Hgher Order Coroutines

Our previous example would not be consider good practice because the coroutines are not reusable components. Programming with coroutines is all about modularity. Lets see a better way:

// writer fibre
proc writer (out: %>int) ()
{
  for i in 1..10 do
    println$ "Sending " + i.str;
    write (out,i);
  done
}

// reader fibre
proc reader (inp: %<int) ()
{
  while true do
    var x = read inp;
    println$ "Read " + x.str;
  done
}

proc start_network () {
  // schannels for communication
  var inp, out = mk_ioschannel_pair[int]();
  var co_writer = writer inp;
  var co_reader = reader  out;
  spawn_fibre co_writer;
  spawn_fibre co_reader;
}

start_network;

This program does the same thing as our first example, however we have modularised the reader and writer by making them named procedures, and, explicitly passing in the channels they should communicate with.

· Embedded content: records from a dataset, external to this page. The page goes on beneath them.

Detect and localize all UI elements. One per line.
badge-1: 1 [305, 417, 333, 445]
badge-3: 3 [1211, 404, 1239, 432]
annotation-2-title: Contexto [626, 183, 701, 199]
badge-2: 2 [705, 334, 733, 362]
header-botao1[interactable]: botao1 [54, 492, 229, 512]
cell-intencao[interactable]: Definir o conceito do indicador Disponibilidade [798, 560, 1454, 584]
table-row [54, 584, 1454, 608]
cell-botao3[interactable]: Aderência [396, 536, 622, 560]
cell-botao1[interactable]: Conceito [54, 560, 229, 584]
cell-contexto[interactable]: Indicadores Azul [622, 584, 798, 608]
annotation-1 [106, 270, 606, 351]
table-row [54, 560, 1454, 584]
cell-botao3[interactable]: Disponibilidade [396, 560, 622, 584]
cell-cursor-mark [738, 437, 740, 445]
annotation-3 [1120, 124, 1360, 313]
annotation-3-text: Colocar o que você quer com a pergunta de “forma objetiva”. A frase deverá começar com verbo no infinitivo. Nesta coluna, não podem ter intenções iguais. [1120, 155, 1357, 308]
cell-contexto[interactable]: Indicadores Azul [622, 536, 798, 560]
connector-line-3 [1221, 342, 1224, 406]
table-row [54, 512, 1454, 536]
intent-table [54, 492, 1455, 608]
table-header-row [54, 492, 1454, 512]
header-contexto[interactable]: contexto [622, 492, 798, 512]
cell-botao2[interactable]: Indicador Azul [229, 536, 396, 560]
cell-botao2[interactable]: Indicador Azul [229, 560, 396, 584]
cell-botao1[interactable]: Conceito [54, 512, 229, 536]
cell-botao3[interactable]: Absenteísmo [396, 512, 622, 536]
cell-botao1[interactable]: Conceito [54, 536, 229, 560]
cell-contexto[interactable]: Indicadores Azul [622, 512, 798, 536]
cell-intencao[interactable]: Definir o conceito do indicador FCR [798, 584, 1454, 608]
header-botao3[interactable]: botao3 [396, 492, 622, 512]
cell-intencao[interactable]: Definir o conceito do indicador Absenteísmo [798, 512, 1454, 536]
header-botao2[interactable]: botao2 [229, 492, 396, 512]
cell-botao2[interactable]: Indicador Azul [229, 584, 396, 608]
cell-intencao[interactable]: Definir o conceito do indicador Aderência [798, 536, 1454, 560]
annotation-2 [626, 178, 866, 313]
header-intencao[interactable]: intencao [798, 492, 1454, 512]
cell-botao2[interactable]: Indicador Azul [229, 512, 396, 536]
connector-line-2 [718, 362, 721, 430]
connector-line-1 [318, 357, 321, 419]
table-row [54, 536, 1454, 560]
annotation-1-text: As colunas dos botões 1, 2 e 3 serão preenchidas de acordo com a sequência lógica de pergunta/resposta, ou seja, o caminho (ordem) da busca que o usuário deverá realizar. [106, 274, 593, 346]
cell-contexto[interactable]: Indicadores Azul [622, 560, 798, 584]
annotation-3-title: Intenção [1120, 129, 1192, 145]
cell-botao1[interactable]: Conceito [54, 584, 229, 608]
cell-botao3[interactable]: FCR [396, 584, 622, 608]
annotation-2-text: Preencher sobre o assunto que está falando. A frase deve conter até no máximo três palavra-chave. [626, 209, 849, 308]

The type %>int is a shorthand for oschannel[int], an output channel for ints, and %<int is a shorthande for ischannel[int], an input channel for ints. Since spawn_fibre requires a procedure that takes the argument () we have to add that as well.

Another refactoring here is that we have modularised the network constructing code into a procedure as well. It creates the channels needed, binds the reader and writer procedures to the channels they need, then spawns the bound procedures to create our fibres.

Then it returns. This is important! When it returns, it forgets the names temporarily given to the channels. This means the mainline, following the call to start_network, cannot reach the channels. Although the channels are named in the constructor, they’re forgotten afterwards, except by the coroutines that use them. We also forget the names temporarily given to the bound coroutines.

Forgetting what you do not need to know is an absolute imperative when using coroutines because reachability is what is used to drive termination. I hope you noticed, that even though the reader has an infinite loop, the program still terminates!